Unfortunately for Trump, the justices were able to see through the political machinations. Then, in state after state, judges ruled against him, often with a harsh reprimand for attempting to subvert the electoral process. One of the harshest rulings was that of a Pennsylvania federal judge, known for leaning toward Trump’s Republican Party ideology.
“This court has been presented with tense legal arguments without merit and speculative accusations, without presenting in the operative complaint and without supporting evidence,” Judge Matthew Brann ruled on one of Trump’s cases. “In the United States of America, this cannot justify the disenfranchisement of a single voter, let alone all voters in its sixth most populous state. Our people, laws and institutions demand more ”.
Trump’s next move was to directly pressure state officials to cast unfavorable ballots. In one case, one of his allies, a powerful Republican senator representing South Carolina, called the top election official in another state, Georgia, to pressure him to discard those ballots. Although he was a fellow Republican, the Georgia official rejected the senator and made the matter public. For him, the sanctity of the democratic process prevailed over loyalty to the party.

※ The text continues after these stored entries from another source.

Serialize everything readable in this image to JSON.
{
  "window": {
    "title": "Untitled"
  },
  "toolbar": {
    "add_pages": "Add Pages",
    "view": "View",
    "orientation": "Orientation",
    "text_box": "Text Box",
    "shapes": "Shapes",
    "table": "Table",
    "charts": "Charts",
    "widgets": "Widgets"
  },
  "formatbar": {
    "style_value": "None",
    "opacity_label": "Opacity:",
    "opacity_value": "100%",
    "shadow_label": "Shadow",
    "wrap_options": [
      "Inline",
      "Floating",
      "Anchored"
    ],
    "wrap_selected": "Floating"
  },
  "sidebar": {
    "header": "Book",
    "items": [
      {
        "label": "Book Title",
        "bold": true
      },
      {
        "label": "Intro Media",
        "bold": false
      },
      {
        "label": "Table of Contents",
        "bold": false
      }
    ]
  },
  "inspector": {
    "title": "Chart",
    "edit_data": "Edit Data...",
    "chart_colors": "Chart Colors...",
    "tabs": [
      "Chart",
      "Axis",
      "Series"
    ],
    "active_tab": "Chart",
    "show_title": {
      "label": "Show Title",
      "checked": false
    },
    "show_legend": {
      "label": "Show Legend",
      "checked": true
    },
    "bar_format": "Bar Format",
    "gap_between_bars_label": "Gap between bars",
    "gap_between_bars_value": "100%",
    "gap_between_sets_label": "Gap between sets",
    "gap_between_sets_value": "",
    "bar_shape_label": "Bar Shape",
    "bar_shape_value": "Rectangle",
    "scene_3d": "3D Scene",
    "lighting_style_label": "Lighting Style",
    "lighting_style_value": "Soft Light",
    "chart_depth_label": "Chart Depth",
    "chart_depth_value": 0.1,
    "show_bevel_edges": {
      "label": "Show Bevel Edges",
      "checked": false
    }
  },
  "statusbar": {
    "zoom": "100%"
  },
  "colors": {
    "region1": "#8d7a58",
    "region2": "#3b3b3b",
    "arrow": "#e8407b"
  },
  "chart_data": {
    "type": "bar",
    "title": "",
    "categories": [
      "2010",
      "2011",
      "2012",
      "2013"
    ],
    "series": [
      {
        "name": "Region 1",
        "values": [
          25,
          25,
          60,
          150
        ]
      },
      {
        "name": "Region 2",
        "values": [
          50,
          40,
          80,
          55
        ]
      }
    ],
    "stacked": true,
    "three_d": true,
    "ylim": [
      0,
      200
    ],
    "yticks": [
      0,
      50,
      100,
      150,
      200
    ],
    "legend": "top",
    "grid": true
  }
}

And then Trump’s ultimate and most dangerous move was attempting to manipulate ballots at the college level. As readers of this column are likely to know, presidents of the United States are not directly elected by popular vote. Rather, each state is assigned a number of “Electoral College” votes in rough proportion to its population. And in most cases, the winner of that state gets all the votes from the Electoral College. The president is formally elected when states send delegates to the Electoral College to cast allotted votes.
This is usually a formality, but Trump tried to manipulate it. His plan was to persuade Republican-controlled state legislators in the states he lost to send delegates who would vote for him against the rule. To press the case, he invited those Michigan lawmakers to the White House. Although two accepted the invitation, they returned to Michigan promising to remain faithful to the will of the electorate.
You must have noticed both structural and stock elements in this process. The structuralists would aim at the independence of the states, their electoral units and the judiciary. They would also note the transparency factor in the voting and counting processes, realities that make unfounded accusations difficult to sustain, even by a determined president.
But then, value theorists would note that all this would be meaningless without people committed to the principles of democracy. Republican judges, legislators and election officials stood firm against their party’s candidate.
Obviously, structures and values must work together to have a lasting and healthy democracy. Trump’s maneuvers did not scare anyone because there are enough of both factors in the United States.